The mid-crisis media fuss about the arrogant attitudes of wealthy bankers and financiers echo the things I’ve been writing about some (though obviously not all) Princetonians since freshman year. And after nearly four years, not that much has changed. It’s still all about the irresponsible, smug, gleeful festivities that reek of elitism. The mess left behind, the detritus strewn all over the place, with full awareness that in the morning somebody — someone else — will clean up after them. The contradictions of identifying into cliques founded upon the principle of making others feel insecure and worthless. And, naturally, the decidedly un-chic froufrou dresses proving that money can’t cure sartorial colorblindness. Bicker, indeed, is symbolic and symptomatic of all the things that trouble me about some Princeton kids: self-glorification, status-consciousness, haughtiness. Qualities, of course, which are familiar enough in the times we live in.
So let’s not pretend that Bicker is anything but a ruthless rejection of those who aren’t conformist enough, rich enough, beautiful enough (though beauty is certainly in the eye of the horse-faced beholder), naked enough, etc. And let’s not simply write it off as an extension of social Balkanization that admittedly is the defining feature of high school life here. This isn’t high school anymore, and there is a real world with consequences beyond FitzRandolph Gate. It’s easy enough for seemingly harmless, puerile revelry to precipitate into complete disregard and contempt for the lives of others, others seen as somehow beneath one’s social standing. The underlying theme of Bicker is the dismissal of those who are dissimilar — for the basest, most superficial of reasons. And of course, the mantra of diversity is laughable when Princetonians self-select into homogenous herds of feral aristocrats on a one-way street to party central. It’s clear that, for some Princetonians, the rarified social world of Bicker doesn’t end after graduation.

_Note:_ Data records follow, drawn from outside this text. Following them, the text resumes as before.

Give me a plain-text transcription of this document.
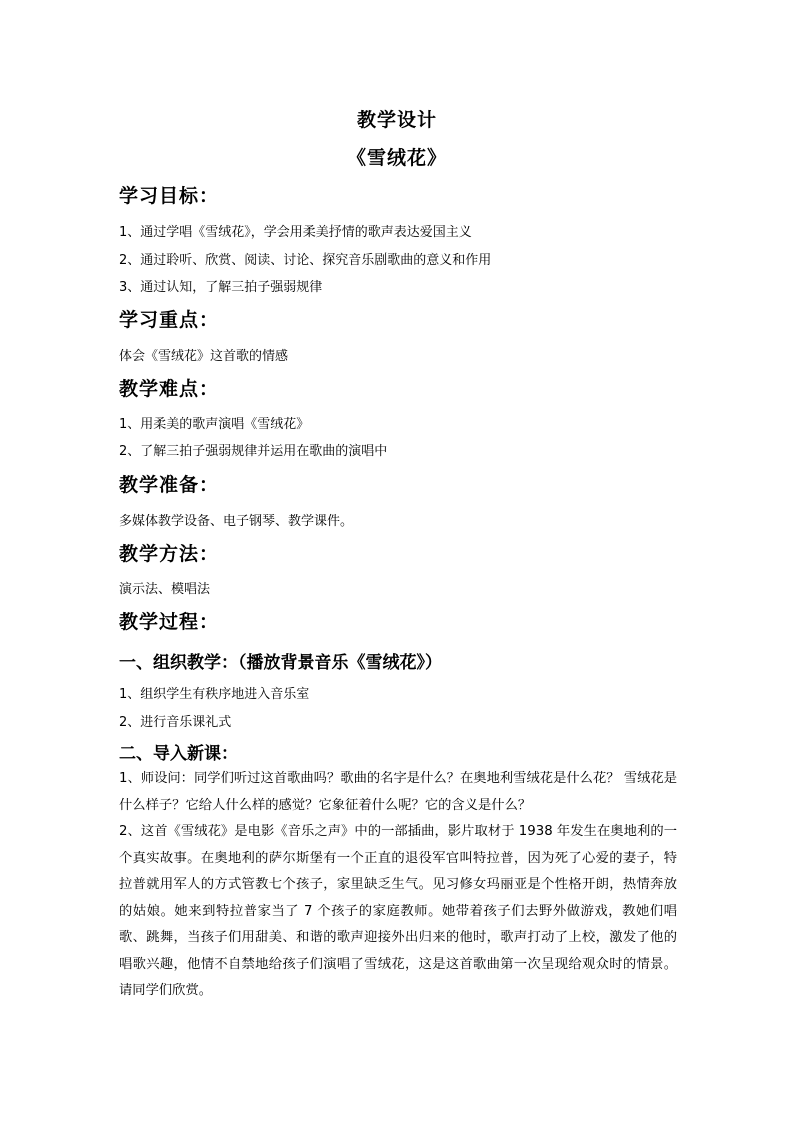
教学设计
《雪绒花》
学习目标：
1、通过学唱《雪绒花》，学会用柔美抒情的歌声表达爱国主义
2、通过聆听、欣赏、阅读、讨论、探究音乐剧歌曲的意义和作用
3、通过认知，了解三拍子强弱规律
学习重点：
体会《雪绒花》这首歌的情感
教学难点：
1、用柔美的歌声演唱《雪绒花》
2、了解三拍子强弱规律并运用在歌曲的演唱中
教学准备：
多媒体教学设备、电子钢琴、教学课件。
教学方法：
演示法、模唱法
教学过程：
一、组织教学：（播放背景音乐《雪绒花》）
1、组织学生有秩序地进入音乐室
2、进行音乐课礼式
二、导入新课：

1、师设问：同学们听过这首歌曲吗？歌曲的名字是什么？在奥地利雪绒花是什么花？ 雪绒花是什么样子？它给人什么样的感觉？它象征着什么呢？它的含义是什么？

2、这首《雪绒花》是电影《音乐之声》中的一部插曲，影片取材于 1938 年发生在奥地利的一个真实故事。在奥地利的萨尔斯堡有一个正直的退役军官叫特拉普，因为死了心爱的妻子，特拉普就用军人的方式管教七个孩子，家里缺乏生气。见习修女玛丽亚是个性格开朗，热情奔放的姑娘。她来到特拉普家当了 7 个孩子的家庭教师。她带着孩子们去野外做游戏，教她们唱歌、跳舞，当孩子们用甜美、和谐的歌声迎接外出归来的他时，歌声打动了上校，激发了他的唱歌兴趣，他情不自禁地给孩子们演唱了雪绒花，这是这首歌曲第一次呈现给观众时的情景。请同学们欣赏。
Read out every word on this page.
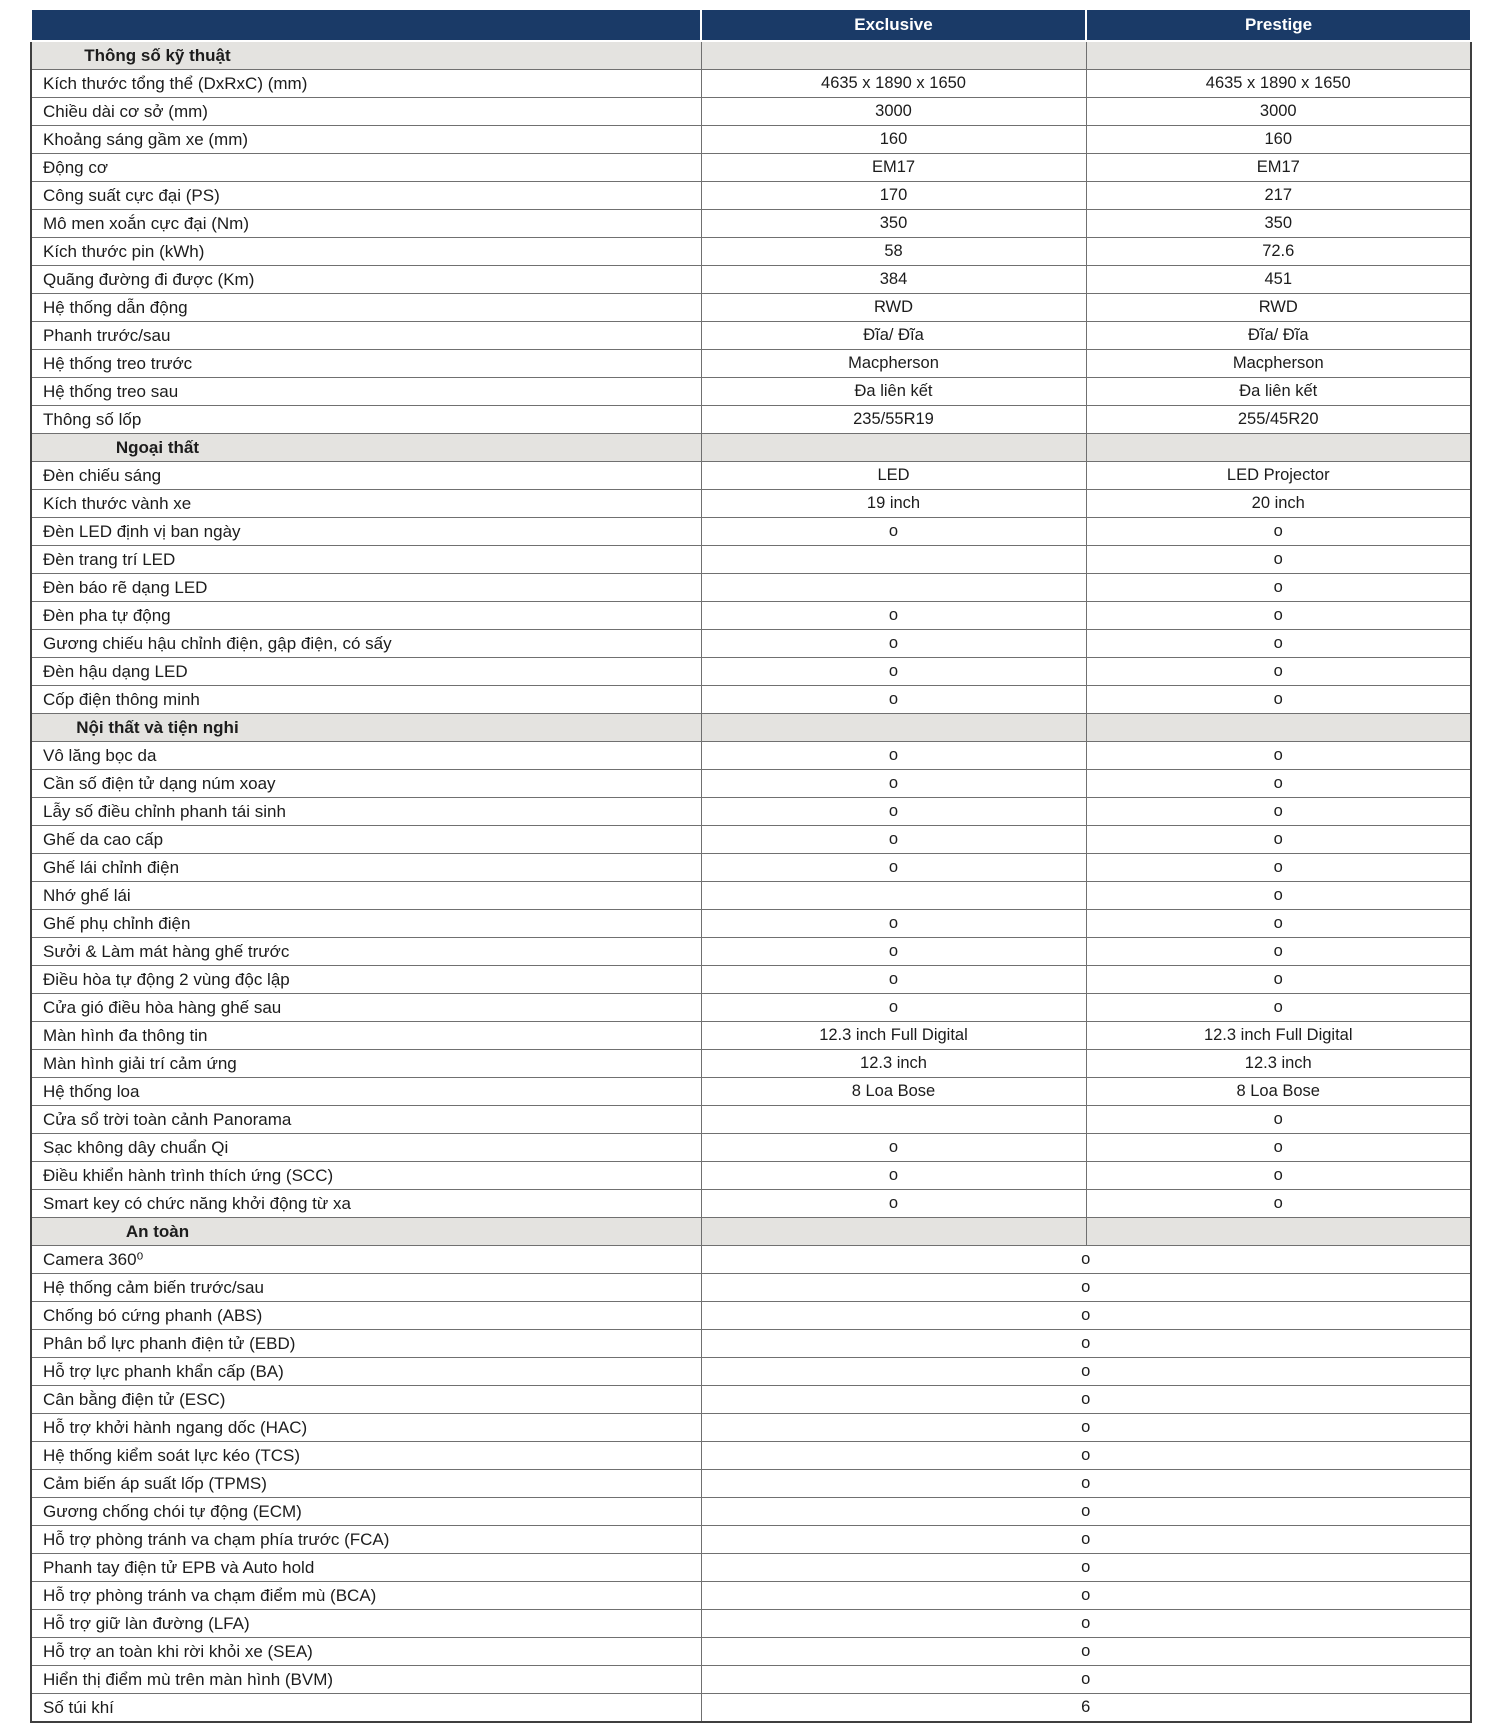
	Exclusive	Prestige
Thông số kỹ thuật		
Kích thước tổng thể (DxRxC) (mm)	4635 x 1890 x 1650	4635 x 1890 x 1650
Chiều dài cơ sở (mm)	3000	3000
Khoảng sáng gầm xe (mm)	160	160
Động cơ	EM17	EM17
Công suất cực đại (PS)	170	217
Mô men xoắn cực đại (Nm)	350	350
Kích thước pin (kWh)	58	72.6
Quãng đường đi được (Km)	384	451
Hệ thống dẫn động	RWD	RWD
Phanh trước/sau	Đĩa/ Đĩa	Đĩa/ Đĩa
Hệ thống treo trước	Macpherson	Macpherson
Hệ thống treo sau	Đa liên kết	Đa liên kết
Thông số lốp	235/55R19	255/45R20
Ngoại thất		
Đèn chiếu sáng	LED	LED Projector
Kích thước vành xe	19 inch	20 inch
Đèn LED định vị ban ngày	o	o
Đèn trang trí LED		o
Đèn báo rẽ dạng LED		o
Đèn pha tự động	o	o
Gương chiếu hậu chỉnh điện, gập điện, có sấy	o	o
Đèn hậu dạng LED	o	o
Cốp điện thông minh	o	o
Nội thất và tiện nghi		
Vô lăng bọc da	o	o
Cần số điện tử dạng núm xoay	o	o
Lẫy số điều chỉnh phanh tái sinh	o	o
Ghế da cao cấp	o	o
Ghế lái chỉnh điện	o	o
Nhớ ghế lái		o
Ghế phụ chỉnh điện	o	o
Sưởi & Làm mát hàng ghế trước	o	o
Điều hòa tự động 2 vùng độc lập	o	o
Cửa gió điều hòa hàng ghế sau	o	o
Màn hình đa thông tin	12.3 inch Full Digital	12.3 inch Full Digital
Màn hình giải trí cảm ứng	12.3 inch	12.3 inch
Hệ thống loa	8 Loa Bose	8 Loa Bose
Cửa sổ trời toàn cảnh Panorama		o
Sạc không dây chuẩn Qi	o	o
Điều khiển hành trình thích ứng (SCC)	o	o
Smart key có chức năng khởi động từ xa	o	o
An toàn		
Camera 360⁰	o	
Hệ thống cảm biến trước/sau	o	
Chống bó cứng phanh (ABS)	o	
Phân bổ lực phanh điện tử (EBD)	o	
Hỗ trợ lực phanh khẩn cấp (BA)	o	
Cân bằng điện tử (ESC)	o	
Hỗ trợ khởi hành ngang dốc (HAC)	o	
Hệ thống kiểm soát lực kéo (TCS)	o	
Cảm biến áp suất lốp (TPMS)	o	
Gương chống chói tự động (ECM)	o	
Hỗ trợ phòng tránh va chạm phía trước (FCA)	o	
Phanh tay điện tử EPB và Auto hold	o	
Hỗ trợ phòng tránh va chạm điểm mù (BCA)	o	
Hỗ trợ giữ làn đường (LFA)	o	
Hỗ trợ an toàn khi rời khỏi xe (SEA)	o	
Hiển thị điểm mù trên màn hình (BVM)	o	
Số túi khí	6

College is that strange moment when you discover that you must, like a good existentialist, carve your own path through the world, a moment that often comes with yearning for acceptance and purpose. But it’s possibly the easiest way out to plaster over that insecurity by socializing into groups that elevate your status through stylized rituals of privileged exclusion. And that sense of superiority, the unending belittling of others, easily becomes the entire arc of one’s life. That path amounts to chanting, without any sense of irony or reflexivity, and with a proud twist: Let us eat cake. The French aristocrats had the excuse of ignorance, having enjoyed their feudal privileges at a time when information was scarce. That apology cuts no dialectical ice for Princetonians who are supposed to be the most efficient and intelligent slice of their generation, the future leaders of this and that.
At a time when the responsibilities of that very identity are supposed to fall upon post-pubescent teenagers like a novena, it boggles the mind that so much energy gets squandered on social vanity instead of solutions. And at a time when self-celebration, elitism and irresponsibility are finally loathed as much as garishly made-up girls squashed into togas should be, Bicker seems to be as anachronistic as a brainless bevy of boys in reprehensible striped shirts mooing at the top of their lungs. Make of that what you will.